Why I Design In The Browser


Kyle Ledbetter / Blog

Around 3 years ago my frustrations with designing mockups and wireframes came to a head. If I heard “what happens when I click this?” or “what css class is this element?” one more time, I was going to pop.

At the time I was considering embarking on my own custom UI framework for eBay as I (and everyone around me) grew tired of spitting out hundreds of hifi wireframes in Fireworks (which I still believe was/is the best for the job). The universe answered and Bootstrap v2 was released, which was exactly what I had in mind (thx @mdo & @fat). We migrated our massive codebase over to Bootstrap, began designing in the browser and never looked back.

Buzzwords == Adoption

I was thrilled to see tweets surface containing “Continuous Design” and #noPSD. I first ran across a post about the #noPSD hashtag and then ran across a continuous design post that really resonated with me. Finally I’m finding folks that share my experience over the last few years.

UI Frameworks like Bootstrap and Foundation are key

Continuous design would quickly hit a brick wall if you had to stop and write CSS for every unique UI element in the mockup. You need to have a UI library at your disposal. Bootstrap and Foundation are the most popular, but you could certain use any framework.

You will inevitably hit points where you have to extend your UI framework of choice. This is perfectly fine but each addition to the framework should be debated and scrutinized, as they will compound support. One of the benefits of using a popular UI framework is that if a common UI element is missing, they’ll probably add it. Case in point: List Groups and Panels in Bootstrap 3.

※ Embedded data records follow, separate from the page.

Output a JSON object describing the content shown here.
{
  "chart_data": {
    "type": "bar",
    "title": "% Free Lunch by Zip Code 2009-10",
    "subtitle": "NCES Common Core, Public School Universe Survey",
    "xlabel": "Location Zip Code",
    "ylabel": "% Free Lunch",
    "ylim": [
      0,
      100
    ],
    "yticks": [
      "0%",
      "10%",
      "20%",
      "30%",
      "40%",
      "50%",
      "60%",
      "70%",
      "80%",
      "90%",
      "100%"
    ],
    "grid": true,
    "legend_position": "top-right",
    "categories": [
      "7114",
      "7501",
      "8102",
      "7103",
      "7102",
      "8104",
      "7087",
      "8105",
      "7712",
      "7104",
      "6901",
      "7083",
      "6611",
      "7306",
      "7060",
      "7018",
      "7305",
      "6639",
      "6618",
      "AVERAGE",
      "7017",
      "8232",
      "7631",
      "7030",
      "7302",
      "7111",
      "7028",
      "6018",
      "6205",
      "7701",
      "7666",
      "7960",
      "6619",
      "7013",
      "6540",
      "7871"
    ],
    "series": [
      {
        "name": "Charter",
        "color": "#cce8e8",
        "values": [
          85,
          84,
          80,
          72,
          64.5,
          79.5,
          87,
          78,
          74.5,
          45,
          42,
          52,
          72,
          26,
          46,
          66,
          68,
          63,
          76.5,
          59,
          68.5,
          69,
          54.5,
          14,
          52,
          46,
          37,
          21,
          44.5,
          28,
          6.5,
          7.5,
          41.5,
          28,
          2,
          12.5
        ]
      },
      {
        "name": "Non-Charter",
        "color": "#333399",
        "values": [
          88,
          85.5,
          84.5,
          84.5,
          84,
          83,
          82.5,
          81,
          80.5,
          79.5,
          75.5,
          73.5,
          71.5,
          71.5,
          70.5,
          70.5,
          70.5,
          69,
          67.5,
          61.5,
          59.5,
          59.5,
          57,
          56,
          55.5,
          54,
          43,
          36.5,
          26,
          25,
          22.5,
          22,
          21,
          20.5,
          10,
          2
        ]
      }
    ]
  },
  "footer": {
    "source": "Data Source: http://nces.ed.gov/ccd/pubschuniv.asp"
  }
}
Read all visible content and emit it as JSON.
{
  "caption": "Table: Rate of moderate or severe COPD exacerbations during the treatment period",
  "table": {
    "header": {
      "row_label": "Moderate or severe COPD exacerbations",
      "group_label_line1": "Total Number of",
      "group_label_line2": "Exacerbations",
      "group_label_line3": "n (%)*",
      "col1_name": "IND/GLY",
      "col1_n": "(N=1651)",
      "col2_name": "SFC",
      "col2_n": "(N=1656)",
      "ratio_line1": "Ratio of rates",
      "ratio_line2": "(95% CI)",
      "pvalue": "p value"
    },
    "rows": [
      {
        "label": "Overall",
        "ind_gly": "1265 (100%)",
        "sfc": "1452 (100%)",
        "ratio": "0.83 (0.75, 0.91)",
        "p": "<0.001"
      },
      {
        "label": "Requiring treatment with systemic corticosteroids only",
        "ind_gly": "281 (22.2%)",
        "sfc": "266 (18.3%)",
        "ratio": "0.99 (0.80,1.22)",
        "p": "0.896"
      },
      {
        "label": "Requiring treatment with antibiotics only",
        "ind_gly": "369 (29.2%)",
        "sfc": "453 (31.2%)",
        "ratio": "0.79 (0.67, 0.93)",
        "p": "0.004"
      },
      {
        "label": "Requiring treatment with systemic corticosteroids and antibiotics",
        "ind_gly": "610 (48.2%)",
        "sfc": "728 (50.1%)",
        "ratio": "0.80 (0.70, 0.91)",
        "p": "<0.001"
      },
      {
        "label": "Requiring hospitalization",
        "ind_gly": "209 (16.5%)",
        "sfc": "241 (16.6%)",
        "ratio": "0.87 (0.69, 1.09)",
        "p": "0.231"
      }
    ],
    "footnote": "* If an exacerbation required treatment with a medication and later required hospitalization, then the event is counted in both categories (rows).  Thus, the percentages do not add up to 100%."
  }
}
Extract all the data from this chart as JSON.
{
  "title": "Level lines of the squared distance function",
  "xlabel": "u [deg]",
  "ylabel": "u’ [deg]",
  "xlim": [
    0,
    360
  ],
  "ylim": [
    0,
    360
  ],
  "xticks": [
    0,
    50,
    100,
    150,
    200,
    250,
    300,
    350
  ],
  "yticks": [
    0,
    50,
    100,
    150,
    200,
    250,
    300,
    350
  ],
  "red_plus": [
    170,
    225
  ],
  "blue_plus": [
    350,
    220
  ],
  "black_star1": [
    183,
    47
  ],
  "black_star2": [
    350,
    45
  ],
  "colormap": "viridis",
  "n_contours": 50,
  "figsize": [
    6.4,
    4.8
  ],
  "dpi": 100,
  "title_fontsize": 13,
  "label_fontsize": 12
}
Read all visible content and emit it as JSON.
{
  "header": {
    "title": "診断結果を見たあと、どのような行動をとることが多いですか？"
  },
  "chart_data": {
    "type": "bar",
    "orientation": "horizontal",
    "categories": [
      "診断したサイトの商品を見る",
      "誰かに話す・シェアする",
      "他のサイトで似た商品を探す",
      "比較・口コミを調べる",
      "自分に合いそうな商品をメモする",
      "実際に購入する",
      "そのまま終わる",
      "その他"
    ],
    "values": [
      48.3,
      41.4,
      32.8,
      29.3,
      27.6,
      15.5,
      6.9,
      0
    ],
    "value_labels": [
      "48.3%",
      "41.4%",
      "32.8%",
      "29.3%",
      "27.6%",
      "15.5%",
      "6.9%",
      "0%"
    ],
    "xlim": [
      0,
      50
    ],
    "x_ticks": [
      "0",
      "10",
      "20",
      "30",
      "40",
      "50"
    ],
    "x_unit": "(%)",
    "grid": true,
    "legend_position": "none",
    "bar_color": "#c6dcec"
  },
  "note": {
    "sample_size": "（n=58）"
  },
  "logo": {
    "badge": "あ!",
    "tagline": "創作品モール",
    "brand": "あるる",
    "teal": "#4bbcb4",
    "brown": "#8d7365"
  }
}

Mockups are interactive and save dev time

When you design in the browser, you focus much more on UX than is possible in a flat design. You will also squash questions “like what happens when I click save?”. Your reply (smuggly) becomes “click it”.

Another huge value-add, is that a developer won’t have to program complex interactions just to find out that the UX is poor. You will have already vetted those interactions in the design phase.

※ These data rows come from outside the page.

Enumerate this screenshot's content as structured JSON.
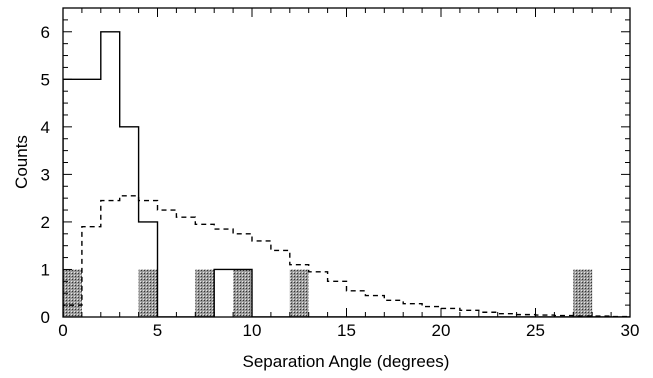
{
  "chart_data": {
    "type": "histogram",
    "xlabel": "Separation Angle (degrees)",
    "ylabel": "Counts",
    "xlim": [
      0,
      30
    ],
    "ylim": [
      0,
      6.5
    ],
    "x_ticks": [
      0,
      5,
      10,
      15,
      20,
      25,
      30
    ],
    "y_ticks": [
      0,
      1,
      2,
      3,
      4,
      5,
      6
    ],
    "grid": false,
    "bin_edges": [
      0,
      1,
      2,
      3,
      4,
      5,
      6,
      7,
      8,
      9,
      10,
      11,
      12,
      13,
      14,
      15,
      16,
      17,
      18,
      19,
      20,
      21,
      22,
      23,
      24,
      25,
      26,
      27,
      28,
      29,
      30
    ],
    "series": [
      {
        "style": "solid-step",
        "values": [
          5,
          5,
          6,
          4,
          2,
          0,
          0,
          0,
          1,
          1,
          0,
          0,
          0,
          0,
          0,
          0,
          0,
          0,
          0,
          0,
          0,
          0,
          0,
          0,
          0,
          0,
          0,
          0,
          0,
          0
        ]
      },
      {
        "style": "dashed-step",
        "values": [
          0.25,
          1.9,
          2.45,
          2.55,
          2.45,
          2.25,
          2.1,
          1.95,
          1.85,
          1.75,
          1.6,
          1.4,
          1.1,
          0.95,
          0.75,
          0.55,
          0.45,
          0.35,
          0.28,
          0.22,
          0.18,
          0.14,
          0.1,
          0.07,
          0.05,
          0.04,
          0.03,
          0.02,
          0.02,
          0.01
        ]
      },
      {
        "style": "hatched-bars",
        "values": [
          1,
          0,
          0,
          0,
          1,
          0,
          0,
          1,
          0,
          1,
          0,
          0,
          1,
          0,
          0,
          0,
          0,
          0,
          0,
          0,
          0,
          0,
          0,
          0,
          0,
          0,
          0,
          1,
          0,
          0
        ]
      }
    ]
  }
}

CSS in development can be identical to production

I keep the LESS/CSS between dev and production synced, so any markup and classes used in a mockup will pop right over into production. No fuss, no muss.

Developers (integrators) will love you

Because the CSS is synced, developers don’t have to reverse-engineer or guess. Here’s 2 scenarios: 1) hand over a psd or png to a developer and ask him/her to turn it into code, 2) hand over production-ready html markup that can be copied and pasted

Which one do you think an integrator will prefer? I’ll let you guess.

You need fewer designers

It’s become relatively common for companies to employ 25-40 designers. That’s bananas. Sure you need varied design backgrounds for things like print and web, but I’m positive you can shrink your web design team be half or more if you only employ designers that design in the browser. Sorry to report this my design comrades, but it’s time to evolve or die.

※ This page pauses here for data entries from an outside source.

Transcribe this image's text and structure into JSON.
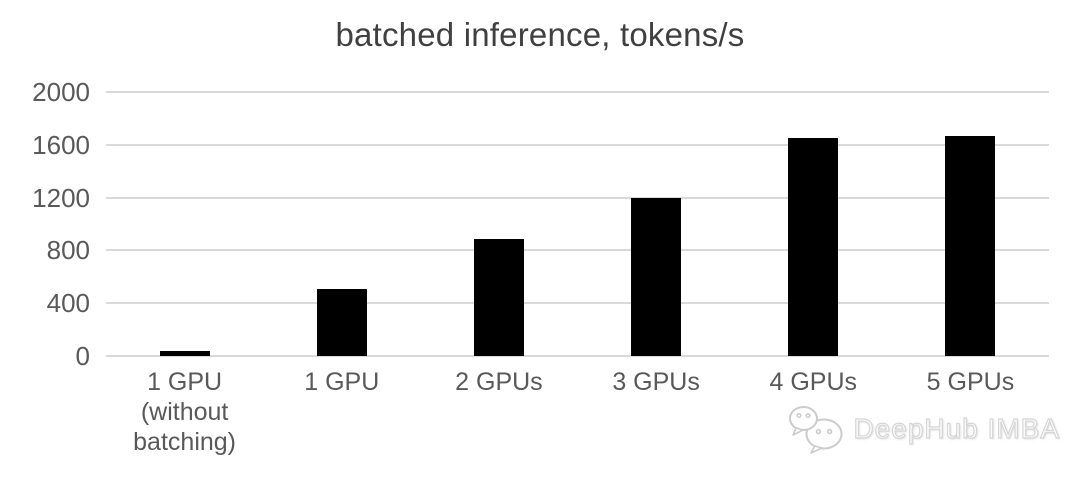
{
  "title": "batched inference, tokens/s",
  "chart_data": {
    "type": "bar",
    "title": "batched inference, tokens/s",
    "categories": [
      "1 GPU\n(without\nbatching)",
      "1 GPU",
      "2 GPUs",
      "3 GPUs",
      "4 GPUs",
      "5 GPUs"
    ],
    "values": [
      40,
      510,
      890,
      1200,
      1650,
      1670
    ],
    "xlabel": "",
    "ylabel": "",
    "ylim": [
      0,
      2000
    ],
    "yticks": [
      0,
      400,
      800,
      1200,
      1600,
      2000
    ],
    "grid": true,
    "legend_position": "none"
  },
  "watermark": {
    "icon": "wechat-icon",
    "text": "DeepHub IMBA"
  },
  "colors": {
    "background": "#ffffff",
    "bar": "#000000",
    "gridline": "#d9d9d9",
    "title_text": "#404040",
    "axis_text": "#595959",
    "watermark": "#d6d6d6"
  }
}
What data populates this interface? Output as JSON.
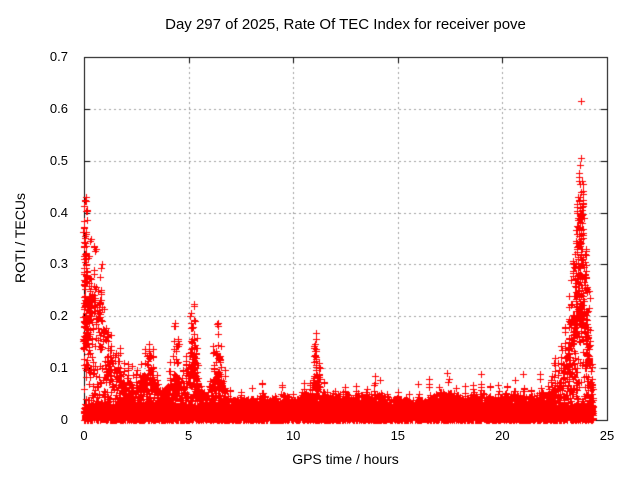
{
  "chart_data": {
    "type": "scatter",
    "title": "Day 297 of 2025, Rate Of TEC Index for receiver pove",
    "xlabel": "GPS time / hours",
    "ylabel": "ROTI / TECUs",
    "xlim": [
      0,
      25
    ],
    "ylim": [
      0,
      0.7
    ],
    "xticks": [
      "0",
      "5",
      "10",
      "15",
      "20",
      "25"
    ],
    "yticks": [
      "0",
      "0.1",
      "0.2",
      "0.3",
      "0.4",
      "0.5",
      "0.6",
      "0.7"
    ],
    "grid": true,
    "legend": false,
    "marker": "+",
    "colors": {
      "points": "#ff0000",
      "grid": "#a0a0a0",
      "axes": "#000000",
      "text": "#000000",
      "background": "#ffffff"
    },
    "data_time_span_hours": [
      0,
      24.35
    ],
    "envelope_profile": {
      "columns": [
        "gps_hour",
        "dense_band_top_tecu",
        "spike_max_tecu"
      ],
      "points": [
        [
          0.0,
          0.16,
          0.43
        ],
        [
          0.1,
          0.17,
          0.43
        ],
        [
          0.2,
          0.18,
          0.32
        ],
        [
          0.35,
          0.24,
          0.3
        ],
        [
          0.5,
          0.26,
          0.335
        ],
        [
          0.65,
          0.22,
          0.27
        ],
        [
          0.8,
          0.23,
          0.3
        ],
        [
          0.95,
          0.19,
          0.23
        ],
        [
          1.1,
          0.16,
          0.2
        ],
        [
          1.3,
          0.13,
          0.17
        ],
        [
          1.5,
          0.1,
          0.14
        ],
        [
          1.7,
          0.09,
          0.15
        ],
        [
          1.9,
          0.08,
          0.12
        ],
        [
          2.1,
          0.08,
          0.12
        ],
        [
          2.3,
          0.07,
          0.11
        ],
        [
          2.5,
          0.06,
          0.1
        ],
        [
          2.7,
          0.07,
          0.12
        ],
        [
          2.9,
          0.09,
          0.14
        ],
        [
          3.1,
          0.09,
          0.15
        ],
        [
          3.3,
          0.08,
          0.14
        ],
        [
          3.5,
          0.06,
          0.09
        ],
        [
          3.7,
          0.05,
          0.08
        ],
        [
          3.9,
          0.06,
          0.09
        ],
        [
          4.1,
          0.07,
          0.12
        ],
        [
          4.3,
          0.09,
          0.2
        ],
        [
          4.5,
          0.08,
          0.16
        ],
        [
          4.7,
          0.06,
          0.1
        ],
        [
          4.9,
          0.07,
          0.14
        ],
        [
          5.1,
          0.1,
          0.22
        ],
        [
          5.25,
          0.1,
          0.25
        ],
        [
          5.4,
          0.08,
          0.16
        ],
        [
          5.6,
          0.05,
          0.08
        ],
        [
          5.8,
          0.05,
          0.07
        ],
        [
          6.0,
          0.05,
          0.08
        ],
        [
          6.2,
          0.08,
          0.15
        ],
        [
          6.4,
          0.09,
          0.19
        ],
        [
          6.55,
          0.08,
          0.16
        ],
        [
          6.75,
          0.06,
          0.1
        ],
        [
          7.0,
          0.04,
          0.07
        ],
        [
          7.5,
          0.04,
          0.06
        ],
        [
          8.0,
          0.04,
          0.07
        ],
        [
          8.5,
          0.05,
          0.08
        ],
        [
          9.0,
          0.04,
          0.06
        ],
        [
          9.5,
          0.05,
          0.07
        ],
        [
          10.0,
          0.04,
          0.06
        ],
        [
          10.5,
          0.05,
          0.08
        ],
        [
          10.8,
          0.05,
          0.08
        ],
        [
          11.0,
          0.07,
          0.15
        ],
        [
          11.1,
          0.07,
          0.17
        ],
        [
          11.25,
          0.06,
          0.12
        ],
        [
          11.5,
          0.05,
          0.08
        ],
        [
          12.0,
          0.05,
          0.07
        ],
        [
          12.5,
          0.05,
          0.08
        ],
        [
          13.0,
          0.05,
          0.07
        ],
        [
          13.5,
          0.05,
          0.08
        ],
        [
          13.9,
          0.05,
          0.09
        ],
        [
          14.2,
          0.05,
          0.08
        ],
        [
          14.5,
          0.04,
          0.07
        ],
        [
          15.0,
          0.04,
          0.07
        ],
        [
          15.5,
          0.04,
          0.06
        ],
        [
          16.0,
          0.04,
          0.07
        ],
        [
          16.5,
          0.04,
          0.08
        ],
        [
          17.0,
          0.05,
          0.08
        ],
        [
          17.4,
          0.05,
          0.09
        ],
        [
          17.8,
          0.05,
          0.08
        ],
        [
          18.2,
          0.04,
          0.07
        ],
        [
          18.6,
          0.05,
          0.08
        ],
        [
          19.0,
          0.05,
          0.09
        ],
        [
          19.4,
          0.04,
          0.07
        ],
        [
          19.8,
          0.04,
          0.07
        ],
        [
          20.2,
          0.05,
          0.08
        ],
        [
          20.6,
          0.05,
          0.08
        ],
        [
          21.0,
          0.05,
          0.09
        ],
        [
          21.4,
          0.04,
          0.08
        ],
        [
          21.8,
          0.05,
          0.09
        ],
        [
          22.2,
          0.05,
          0.1
        ],
        [
          22.5,
          0.06,
          0.12
        ],
        [
          22.8,
          0.08,
          0.15
        ],
        [
          23.0,
          0.1,
          0.18
        ],
        [
          23.2,
          0.13,
          0.25
        ],
        [
          23.4,
          0.17,
          0.33
        ],
        [
          23.55,
          0.2,
          0.42
        ],
        [
          23.7,
          0.24,
          0.62
        ],
        [
          23.85,
          0.22,
          0.46
        ],
        [
          24.0,
          0.17,
          0.35
        ],
        [
          24.15,
          0.12,
          0.25
        ],
        [
          24.3,
          0.07,
          0.12
        ],
        [
          24.35,
          0.04,
          0.05
        ]
      ]
    },
    "outlier_points": {
      "columns": [
        "gps_hour",
        "roti_tecu"
      ],
      "points": [
        [
          0.03,
          0.32
        ],
        [
          0.05,
          0.425
        ],
        [
          0.1,
          0.43
        ],
        [
          0.13,
          0.385
        ],
        [
          0.08,
          0.335
        ],
        [
          0.3,
          0.345
        ],
        [
          0.33,
          0.35
        ],
        [
          0.5,
          0.335
        ],
        [
          0.55,
          0.33
        ],
        [
          0.02,
          0.27
        ],
        [
          0.85,
          0.3
        ],
        [
          23.3,
          0.27
        ],
        [
          23.4,
          0.3
        ],
        [
          23.48,
          0.32
        ],
        [
          23.52,
          0.345
        ],
        [
          23.55,
          0.4
        ],
        [
          23.58,
          0.375
        ],
        [
          23.6,
          0.335
        ],
        [
          23.6,
          0.43
        ],
        [
          23.62,
          0.39
        ],
        [
          23.65,
          0.37
        ],
        [
          23.65,
          0.46
        ],
        [
          23.68,
          0.425
        ],
        [
          23.7,
          0.395
        ],
        [
          23.72,
          0.455
        ],
        [
          23.75,
          0.615
        ],
        [
          23.75,
          0.33
        ],
        [
          23.75,
          0.505
        ],
        [
          23.78,
          0.44
        ],
        [
          23.8,
          0.46
        ],
        [
          23.85,
          0.31
        ],
        [
          23.95,
          0.28
        ],
        [
          24.0,
          0.33
        ]
      ]
    }
  }
}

Data elements are a huge time suck to design

We use Highcharts (Highstock specifically), sparklines, and tablature data in our app. I can’t even imagine having to design those elements in Photoshop, Illustrator or Fireworks. In the browser you just change variables in the api to alter the appearance and iterate on design.

Then and Now

My first continuous design was actually the mockup administrator site for Joomla 3.0. While the overall design elements didn’t veer far from default Bootstrap, I wanted to really focus on UX flows and experimenting with the status quo, and desigining in the browser gave me this freedom. I’d call the Joomla 3 effort more “wireframing in the browser”. You can check my original “live” mocks here:

At this stage I’d certainly call it designing, as you can contrast with a recent musing, this interactive Skype concept:

(make sure to click the Video call, Voice call, Files & Links)

Rebutals, admissions and internal debates

Let’s get these out of the way. In my debates with “pure” designers (that only design and don’t develop) I hear a lot of similar potential issues. I say “potential” because they aren’t issues the designer has actually faced:

It’s not as fast

You haven’t seen me develop mockups in markup :) Seriously though, when you have your UI framework in place and well-documented, a designer/developer can punch out markup as fast (or faster) as I designer can wireframe it. Have you ever tried to make a table in Photoshop? Yeesh.

There’s still a place for whiteboard & sketches

Whiteboards and sketches are blazingly fast and cheap. When you’re fortunate enough to be in the same room as your team, or if you “can’t” design, as sketch on a whiteboard or a napkin can save tons of time VS trying to explain some incredibly abstract idea.

Better suited for GUI design?

I’ve been having an internal debate that continuous design is better suited for a web app over a website. In a web app once you nail the overall design, you’re really just iterating on the combination of interal UI elements to develop flows. That being said, the overall design of the web app will probably also iterate. Here’s an example of the evolution of the same web app in my work:

(view my dribbble project for the full evolution)

I’ve also designed a few landing pages completely in the browser and #noPSD, but since that’s not my main focus these days, I can’t come to more definitive conclusions.

Back to you!

Are there more like me out there? Do you think I’m nuts?